A heart attack due to blockage of a coronary artery causes heart muscle damage that is progressive during the next few hours. The sooner this blockage is relieved, the less the heart muscle is damaged (time is muscle). Unfortunately reperfusion (resuming the blood flow) does not immediately stop the damage. This combination is known as ischemia/ reperfusion injury.
Basic research scientists recently discovered intracellular mechanisms responsible for this ischemia/reperfusion injury, paving the way for drug targets to inhibit and potentially minimize heart damage.
Sarver Heart Center member Henk Granzier, PhD, professor of Physiology and Biomedical Engineering at the UA College of Medicine, collaborated with Richard Schulz, PhD, professor in the Departments of Pediatrics and Pharmacology at the Cardiovascular Research Center at the University of Alberta, Canada, to discover a possible major breakthrough. Their research is reported in the Nov. 2, 2010 issue of Circulation.

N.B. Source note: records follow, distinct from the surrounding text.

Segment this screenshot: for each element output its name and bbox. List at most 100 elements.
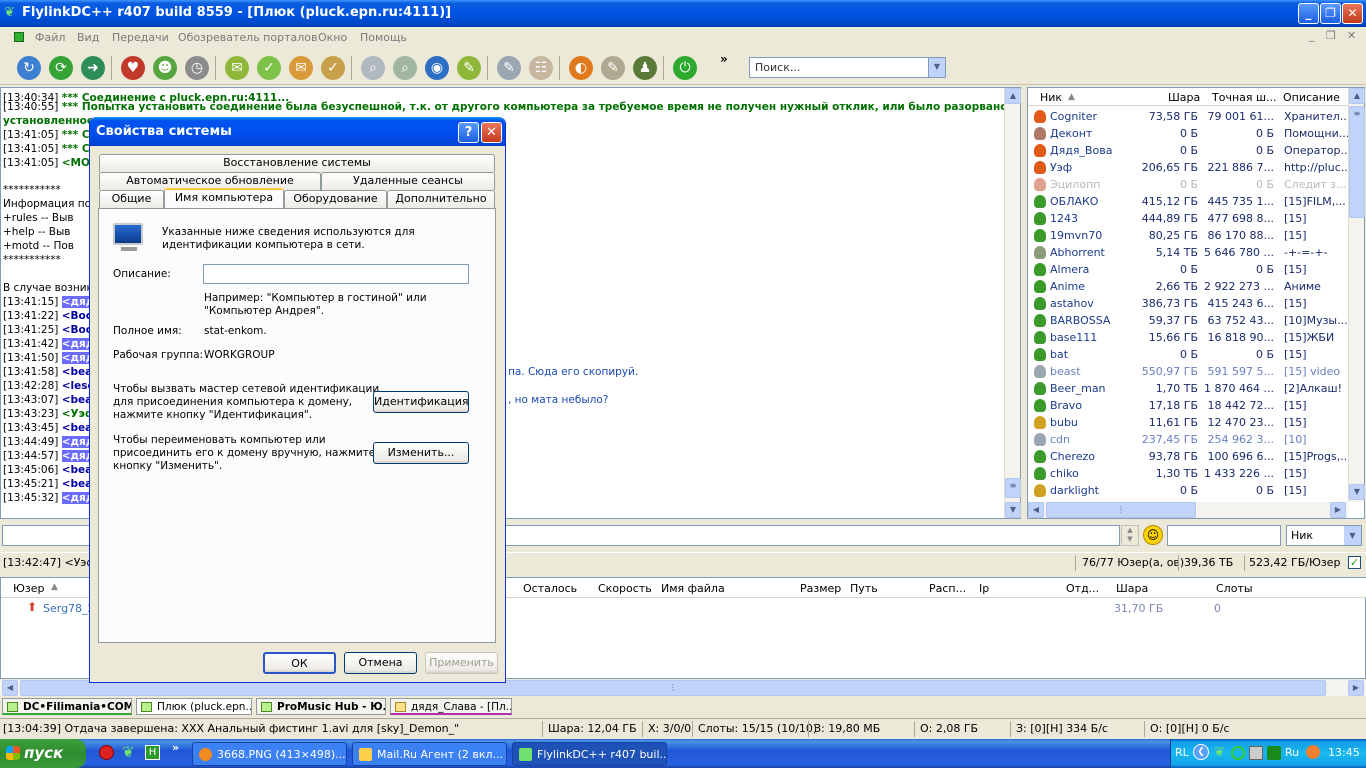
dialog-close-button[interactable]: ✕ (481, 122, 502, 143)
tray-flylink-icon[interactable]: ❦ (1214, 745, 1225, 760)
col-description[interactable]: Описание (1283, 91, 1340, 104)
tab-computer-name[interactable]: Имя компьютера (164, 188, 284, 208)
tab-hardware[interactable]: Оборудование (284, 190, 387, 208)
hub-tab-filimania[interactable]: DC•Filimania•COM... (2, 698, 132, 715)
user-row[interactable]: ОБЛАКО 415,12 ГБ 445 735 1... [15]FILM,... (1028, 193, 1348, 210)
col-share[interactable]: Шара (1116, 582, 1148, 595)
favorite-users-icon[interactable]: ☻ (153, 56, 177, 80)
user-row[interactable]: Уэф 206,65 ГБ 221 886 7... http://pluc... (1028, 159, 1348, 176)
scroll-right-icon[interactable]: ▶ (1348, 680, 1364, 696)
recent-hubs-icon[interactable]: ◷ (185, 56, 209, 80)
follow-redirect-icon[interactable]: ➜ (81, 56, 105, 80)
filter-column-select[interactable]: Ник ▼ (1286, 525, 1362, 546)
close-button[interactable]: ✕ (1342, 3, 1363, 24)
queue-icon[interactable]: ✉ (225, 56, 249, 80)
scroll-thumb[interactable]: ≡ (1005, 478, 1021, 498)
scroll-up-icon[interactable]: ▲ (1349, 88, 1365, 104)
favorites-icon[interactable]: ♥ (121, 56, 145, 80)
search-icon[interactable]: ⌕ (361, 56, 385, 80)
scroll-left-icon[interactable]: ◀ (1028, 502, 1044, 518)
help-button[interactable]: ? (458, 122, 479, 143)
power-icon[interactable]: ⏻ (673, 56, 697, 80)
col-size[interactable]: Размер (800, 582, 841, 595)
scroll-down-icon[interactable]: ▼ (1349, 484, 1365, 500)
change-button[interactable]: Изменить... (373, 442, 469, 464)
chevron-down-icon[interactable]: ▼ (928, 58, 945, 77)
finished-downloads-icon[interactable]: ✓ (257, 56, 281, 80)
col-exact-share[interactable]: Точная ш... (1212, 91, 1277, 104)
connect-icon[interactable]: ↻ (17, 56, 41, 80)
col-upload[interactable]: Отд... (1066, 582, 1099, 595)
cdm-icon[interactable]: ✎ (457, 56, 481, 80)
col-user[interactable]: Юзер (13, 582, 44, 595)
userlist-scrollbar[interactable]: ▲ ≡ ▼ (1348, 88, 1365, 502)
col-nick[interactable]: Ник (1040, 91, 1062, 104)
tray-icq-icon[interactable] (1231, 746, 1245, 760)
col-slots[interactable]: Слоты (1216, 582, 1253, 595)
menu-view[interactable]: Вид (77, 31, 99, 44)
scroll-left-icon[interactable]: ◀ (2, 680, 18, 696)
user-list[interactable]: Ник ▲ Шара Точная ш... Описание Cogniter… (1027, 87, 1365, 519)
chat-scrollbar[interactable]: ▲ ≡ ▼ (1004, 88, 1021, 518)
user-row[interactable]: bubu 11,61 ГБ 12 470 23... [15] (1028, 414, 1348, 431)
user-row[interactable]: bat 0 Б 0 Б [15] (1028, 346, 1348, 363)
tray-network-icon[interactable] (1249, 746, 1263, 760)
quicklaunch-app-icon[interactable]: Н (145, 745, 160, 760)
user-row[interactable]: Дядя_Вова 0 Б 0 Б Оператор... (1028, 142, 1348, 159)
user-row[interactable]: Abhorrent 5,14 ТБ 5 646 780 ... -+-=-+- (1028, 244, 1348, 261)
user-filter-input[interactable] (1167, 525, 1281, 546)
hub-tab-private[interactable]: дядя_Слава - [Пл... (390, 698, 512, 715)
search-spy-icon[interactable]: ◉ (425, 56, 449, 80)
col-ip[interactable]: Ip (979, 582, 989, 595)
user-row[interactable]: Bravo 17,18 ГБ 18 442 72... [15] (1028, 397, 1348, 414)
menu-file[interactable]: Файл (35, 31, 65, 44)
hub-tab-promusic[interactable]: ProMusic Hub - Ю... (256, 698, 386, 715)
search-combo[interactable]: Поиск... ▼ (749, 57, 946, 78)
notepad-icon[interactable]: ✎ (497, 56, 521, 80)
user-row[interactable]: beast 550,97 ГБ 591 597 5... [15] video (1028, 363, 1348, 380)
col-path[interactable]: Путь (850, 582, 878, 595)
start-button[interactable]: пуск (0, 739, 86, 768)
ok-button[interactable]: ОК (263, 652, 336, 674)
user-row[interactable]: cdn 237,45 ГБ 254 962 3... [10] (1028, 431, 1348, 448)
tab-system-restore[interactable]: Восстановление системы (99, 154, 495, 172)
file-list-icon[interactable]: ☷ (529, 56, 553, 80)
user-row[interactable]: Cherezo 93,78 ГБ 100 696 6... [15]Progs,... (1028, 448, 1348, 465)
app-titlebar[interactable]: ❦ FlylinkDC++ r407 build 8559 - [Плюк (p… (0, 0, 1366, 27)
minimize-button[interactable]: _ (1298, 3, 1319, 24)
chevron-down-icon[interactable]: ▼ (1344, 526, 1361, 545)
dialog-titlebar[interactable]: Свойства системы ? ✕ (90, 117, 505, 146)
system-properties-dialog[interactable]: Свойства системы ? ✕ Восстановление сист… (89, 117, 506, 683)
col-dist[interactable]: Расп... (929, 582, 966, 595)
tray-volume-icon[interactable] (1306, 745, 1320, 759)
message-spin[interactable]: ▲ ▼ (1121, 525, 1139, 546)
user-icon[interactable]: ♟ (633, 56, 657, 80)
col-filename[interactable]: Имя файла (661, 582, 725, 595)
smiley-icon[interactable]: ☺ (1143, 525, 1163, 545)
user-row[interactable]: astahov 386,73 ГБ 415 243 6... [15] (1028, 295, 1348, 312)
mdi-restore-icon[interactable]: ❐ (1326, 29, 1336, 42)
adl-search-icon[interactable]: ⌕ (393, 56, 417, 80)
user-row[interactable]: Деконт 0 Б 0 Б Помощни... (1028, 125, 1348, 142)
col-remaining[interactable]: Осталось (523, 582, 577, 595)
tray-chevron-icon[interactable]: ❮ (1193, 744, 1209, 760)
upload-queue-icon[interactable]: ✉ (289, 56, 313, 80)
scroll-up-icon[interactable]: ▲ (1005, 88, 1021, 104)
user-row[interactable]: Эцилопп 0 Б 0 Б Следит з... (1028, 176, 1348, 193)
hub-tab-pluck[interactable]: Плюк (pluck.epn.... (136, 698, 252, 715)
tab-remote[interactable]: Удаленные сеансы (321, 172, 495, 190)
identification-button[interactable]: Идентификация (373, 391, 469, 413)
task-flylink[interactable]: FlylinkDC++ r407 buil... (512, 742, 667, 766)
finished-uploads-icon[interactable]: ✓ (321, 56, 345, 80)
network-stats-icon[interactable]: ◐ (569, 56, 593, 80)
apply-button[interactable]: Применить (425, 652, 498, 674)
user-row[interactable]: darklight 0 Б 0 Б [15] (1028, 482, 1348, 499)
user-row[interactable]: Beer_man 1,70 ТБ 1 870 464 ... [2]Алкаш! (1028, 380, 1348, 397)
maximize-button[interactable]: ❐ (1320, 3, 1341, 24)
scroll-thumb[interactable]: ≡ (1349, 106, 1365, 218)
toolbar-overflow-icon[interactable]: » (720, 52, 728, 66)
menu-window[interactable]: Окно (318, 31, 347, 44)
tray-language[interactable]: Ru (1285, 746, 1299, 759)
user-row[interactable]: base111 15,66 ГБ 16 818 90... [15]ЖБИ (1028, 329, 1348, 346)
user-row[interactable]: Almera 0 Б 0 Б [15] (1028, 261, 1348, 278)
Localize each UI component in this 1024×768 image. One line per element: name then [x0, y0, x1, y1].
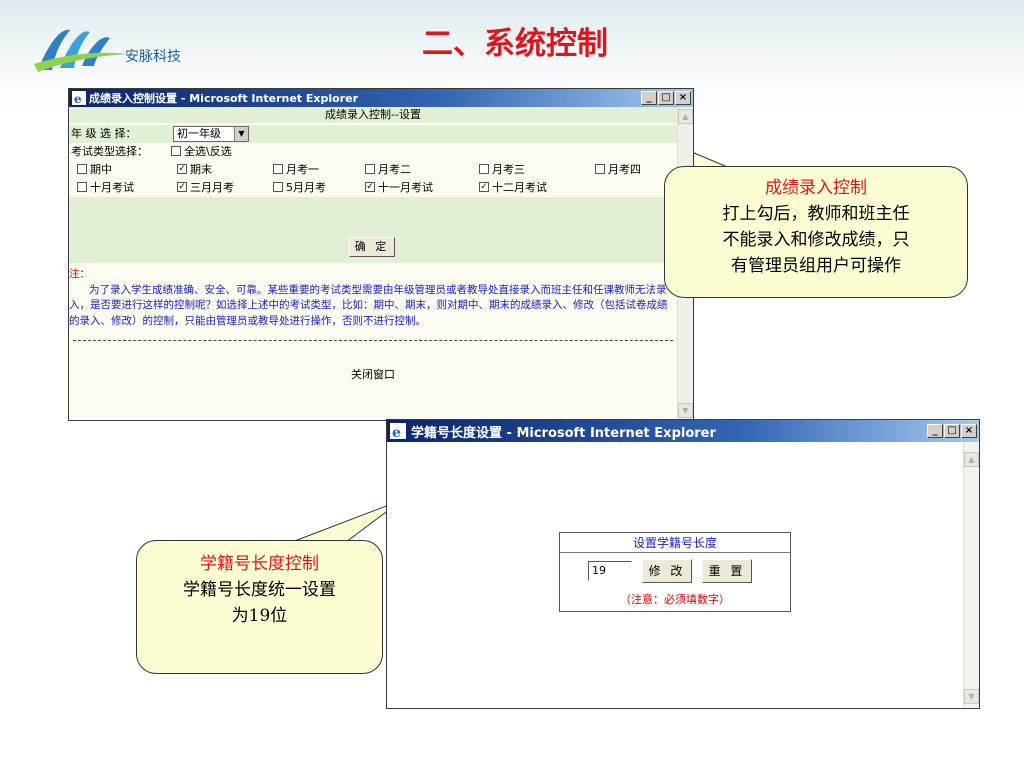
exam-option-december[interactable]: ✓ 十二月考试 [479, 179, 547, 197]
exam-option-monthly-4[interactable]: 月考四 [595, 161, 641, 179]
confirm-button[interactable]: 确 定 [349, 237, 395, 257]
exam-type-label: 考试类型选择： [71, 145, 148, 158]
student-id-window: e 学籍号长度设置 - Microsoft Internet Explorer … [386, 419, 980, 709]
close-icon[interactable]: × [961, 424, 977, 438]
exam-option-may[interactable]: 5月月考 [273, 179, 326, 197]
ie-icon: e [72, 91, 86, 105]
exam-type-row: 考试类型选择： 全选\反选 [69, 143, 677, 161]
exam-checkbox[interactable] [77, 182, 87, 192]
student-callout-line: 学籍号长度统一设置 [183, 580, 336, 600]
exam-option-label: 十月考试 [90, 181, 134, 194]
exam-checkbox[interactable]: ✓ [177, 164, 187, 174]
student-id-panel-title: 设置学籍号长度 [560, 533, 790, 553]
grade-control-callout: 成绩录入控制 打上勾后，教师和班主任 不能录入和修改成绩，只 有管理员组用户可操… [664, 166, 968, 298]
exam-option-label: 十二月考试 [492, 181, 547, 194]
exam-checkbox[interactable]: ✓ [479, 182, 489, 192]
exam-options-row-1: 期中 ✓ 期末 月考一 月考二 月考三 月考四 [69, 161, 677, 179]
grade-window-title: 成绩录入控制设置 - Microsoft Internet Explorer [89, 92, 358, 105]
select-all-checkbox[interactable] [171, 146, 181, 156]
exam-option-label: 期中 [90, 163, 112, 176]
note-label: 注： [69, 268, 90, 280]
exam-option-march[interactable]: ✓ 三月月考 [177, 179, 234, 197]
close-icon[interactable]: × [675, 91, 691, 105]
scroll-up-icon[interactable]: ▲ [678, 109, 693, 124]
exam-option-monthly-2[interactable]: 月考二 [365, 161, 411, 179]
maximize-icon[interactable]: □ [944, 424, 960, 438]
exam-options-row-2: 十月考试 ✓ 三月月考 5月月考 ✓ 十一月考试 ✓ 十二月考试 [69, 179, 677, 197]
exam-checkbox[interactable]: ✓ [365, 182, 375, 192]
select-all-option[interactable]: 全选\反选 [171, 143, 232, 161]
grade-callout-line: 有管理员组用户可操作 [731, 256, 901, 276]
modify-button[interactable]: 修 改 [642, 559, 692, 583]
scroll-down-icon[interactable]: ▼ [678, 403, 693, 418]
exam-option-label: 月考一 [286, 163, 319, 176]
grade-window-titlebar[interactable]: e 成绩录入控制设置 - Microsoft Internet Explorer… [69, 89, 693, 107]
grade-select-label: 年 级 选 择： [71, 127, 137, 140]
exam-option-label: 十一月考试 [378, 181, 433, 194]
grade-select[interactable]: 初一年级 ▼ [173, 126, 249, 142]
scroll-up-icon[interactable]: ▲ [964, 452, 979, 467]
note-text: 为了录入学生成绩准确、安全、可靠。某些重要的考试类型需要由年级管理员或者教导处直… [69, 283, 668, 327]
scroll-down-icon[interactable]: ▼ [964, 689, 979, 704]
minimize-icon[interactable]: _ [927, 424, 943, 438]
exam-option-midterm[interactable]: 期中 [77, 161, 112, 179]
student-id-length-input[interactable]: 19 [588, 561, 632, 581]
grade-callout-line: 不能录入和修改成绩，只 [722, 230, 910, 250]
student-callout-line: 为19位 [231, 606, 288, 626]
grade-callout-title: 成绩录入控制 [765, 178, 867, 198]
company-logo: 安脉科技 [30, 20, 210, 78]
close-window-link[interactable]: 关闭窗口 [69, 366, 677, 382]
student-callout-title: 学籍号长度控制 [200, 554, 319, 574]
exam-option-monthly-1[interactable]: 月考一 [273, 161, 319, 179]
grade-select-row: 年 级 选 择： 初一年级 ▼ [69, 125, 677, 143]
select-all-label: 全选\反选 [184, 145, 232, 158]
exam-checkbox[interactable] [77, 164, 87, 174]
grade-control-window: e 成绩录入控制设置 - Microsoft Internet Explorer… [68, 88, 694, 421]
student-window-title: 学籍号长度设置 - Microsoft Internet Explorer [411, 425, 716, 441]
minimize-icon[interactable]: _ [641, 91, 657, 105]
student-id-panel-note: （注意：必须填数字） [620, 593, 730, 606]
maximize-icon[interactable]: □ [658, 91, 674, 105]
grade-form-header: 成绩录入控制--设置 [69, 107, 677, 123]
student-window-scrollbar[interactable]: ▲ ▼ [963, 442, 979, 708]
exam-option-final[interactable]: ✓ 期末 [177, 161, 212, 179]
student-id-callout: 学籍号长度控制 学籍号长度统一设置 为19位 [136, 540, 383, 674]
slide-title: 二、系统控制 [422, 26, 608, 62]
ie-icon: e [390, 423, 406, 439]
grade-callout-line: 打上勾后，教师和班主任 [722, 204, 910, 224]
exam-option-october[interactable]: 十月考试 [77, 179, 134, 197]
exam-option-label: 5月月考 [286, 181, 326, 194]
exam-option-label: 月考二 [378, 163, 411, 176]
logo-text: 安脉科技 [125, 49, 181, 65]
exam-checkbox[interactable]: ✓ [177, 182, 187, 192]
student-window-titlebar[interactable]: e 学籍号长度设置 - Microsoft Internet Explorer … [387, 420, 979, 442]
exam-checkbox[interactable] [595, 164, 605, 174]
exam-option-november[interactable]: ✓ 十一月考试 [365, 179, 433, 197]
chevron-down-icon[interactable]: ▼ [234, 127, 248, 141]
exam-checkbox[interactable] [273, 182, 283, 192]
exam-option-label: 月考三 [492, 163, 525, 176]
exam-checkbox[interactable] [365, 164, 375, 174]
dashed-divider [73, 340, 673, 341]
student-id-panel: 设置学籍号长度 19 修 改 重 置 （注意：必须填数字） [559, 532, 791, 612]
reset-button[interactable]: 重 置 [702, 559, 752, 583]
exam-option-label: 期末 [190, 163, 212, 176]
note-block: 注： 为了录入学生成绩准确、安全、可靠。某些重要的考试类型需要由年级管理员或者教… [69, 267, 675, 329]
exam-checkbox[interactable] [479, 164, 489, 174]
exam-option-label: 月考四 [608, 163, 641, 176]
exam-option-monthly-3[interactable]: 月考三 [479, 161, 525, 179]
svg-text:e: e [392, 425, 401, 439]
exam-checkbox[interactable] [273, 164, 283, 174]
exam-option-label: 三月月考 [190, 181, 234, 194]
grade-select-value: 初一年级 [177, 127, 221, 140]
logo-mark-icon [34, 29, 128, 72]
svg-text:e: e [74, 92, 82, 105]
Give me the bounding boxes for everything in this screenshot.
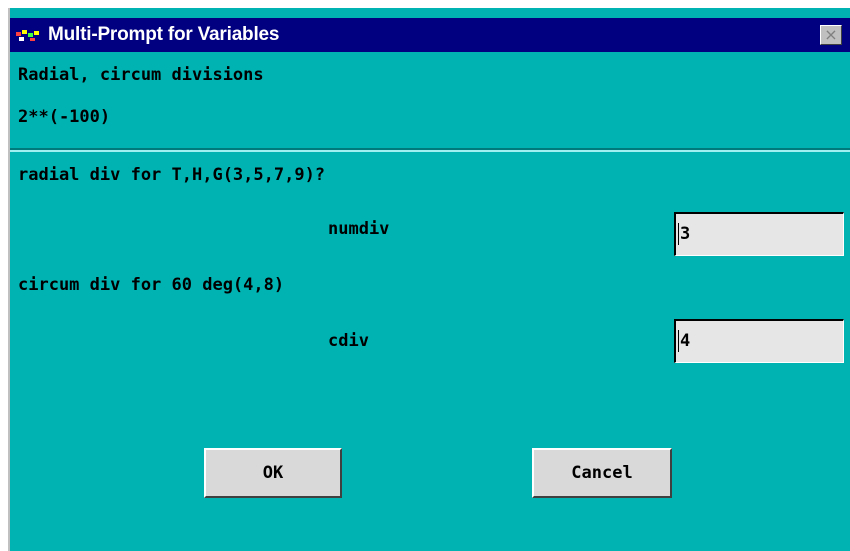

Through painstakingly complex basic research studies, the research teams discovered that matrix metalloproteinases (MMPs) localized inside the cardiac muscle cell on a specific region of the largest-known protein (titin) to cause heart-cell damage. On ischemia/reperfusion injury, MMP is activated and breaks down titin, impairing its crucial roles in the muscle function of the heart . Importantly, pharmacologic inhibition of MMP-2 reduces the damage, explains Dr. Granzier, the Allan and Alfie Norville Endowed Chair in Sarver Heart Center’s Molecular Cardiovascular Research Program and a member of the UA’s BIO5 Institute.
Dr. Granzier is a leading investigator in the pathophysiology of titin and was a collaborator and
major contributor to this important basic research discovery.
“From a clinical perspective, this research has the potential to lead to the development of medicines that would be used with clot-busting drugs or cardiac catheterization to minimize heart muscle damage from a heart attack. This is an exciting finding and an excellent example of the University’s emphasis on bench-to-bedside research,” said Gordon A. Ewy, MD, director of the Sarver Heart Center.